With one possible exception, Begin says the tsunamis shouldn’t be viewed as God exacting his wrath on man.
Washing away sin
For Begin, that exception is: Sri Lanka and Thailand are known as places that draw foreigners to engage in sex with child prostitutes. With the waves, Begin said, “God washed it” – the sin – from those lands.
People should look at the tsunamis as God’s warning that they need to clean up their acts, to prepare for his second coming.
“We’re living in the times of Noah,” he says.
Not all religious leaders in the region see it that way.
“My God would never do that,” says the Rev. Joy Gasta, pastor of the Unitarian Universalist churches in Norway and West Paris.
“I think God has better ways of getting people to do differently.”
Of the tsunami disaster, she says, “It’s a force of nature. It’s like other natural disasters.”
Gasta continues, “It’s very frightening and troublesome to those involved and an opportunity to others to help them – and also feel grateful that we were not directly affected by it.”
Rabbi Hillel Katzir of Auburn’s Temple Shalom Synagogue-Center says the earthquake and the resulting tsunamis are “not something that God did to us, (and) not punishment for something.”
Following rules
Yes, the rabbi notes, “God put the world into being, created the world, created nature to operate under certain rules.”
And yes, the rabbi continues, God “could suspend those rules, but then there’d be no predictability. We’d always be wondering if God will step in and suspend the rules.”
As others do, Katzir sees some good coming from this event of enormous death and destruction.
“It’s not so much about what happens to us as to how we deal with what happens to us,” he says. “God is also the source of the courage, the strength to deal with the aftermath, to assist the survivors.”
And in that vein, he says, the world has been coming together as never before. He’s hopeful that will continue.
The Rev. David Willhoite tends to share Begin’s viewpoint.
“Everything we face in life is because of sin,” maintains Willhoite, pastor of the Apostolic Church of Rumford. “Sin brought on chaos, and sin brought this (disaster) to us.”
Not that the people of Indonesia or other South Asian nations were particularly sinful, he explains. But, for some reason, they were chosen to pay the price for a sinful world.
It’s God’s way of getting attention, he said, of having people turn back to God “to be saved.”
“God did not do this,” he said, “but obviously, God allowed it.”
Prophecy
Willhoite also sees the earthquake that spawned the tsunamis as being particularly relevant to the Bible’s revelations.
The Bible speaks of great earthquakes when God gave Moses the Ten Commandments, he said, and again when Jesus died on the cross and then when he was resurrected.
“I do see any major event as a part of the end times,” he says. “We don’t know the day.”
Mark Schlotterbeck, the inner-city missionary for Calvary United Methodist Church in Lewiston, doesn’t connect God’s will with the tsunami.”I’m hesitant to see the divine hand in all things that happen,” he says.

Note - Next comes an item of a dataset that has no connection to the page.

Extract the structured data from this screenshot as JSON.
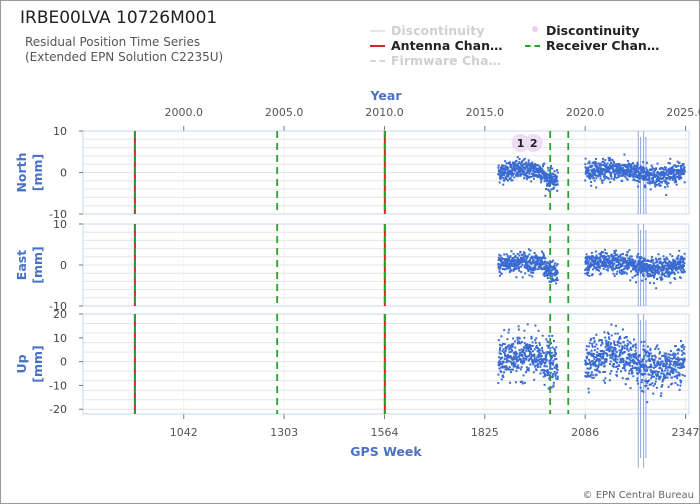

“It’s too easy to interpret such things from an individual point of view,” he adds. “It all – human and tsunami – is part of the created world. Things happen like this in nature.”
Schlotterbeck notes that people tend to think more of God during times of great disasters, just as they do at life’s benchmarks: births, marriages and deaths.
“It’s good to ask questions about God and to wonder where faith fits in,” he says.
“I haven’t had a single person say to me, Why did God do this?'” notes the Rev. Frank Murray, pastor of Auburn’s Roman Catholic community.
And if he had?
“From my Catholic perspective, God does not directly will a catastrophe on anyone,” he said. “This was nature, and though God created it, nature is alive and things happen – things that can be destructive. … Sometimes people get hurt.”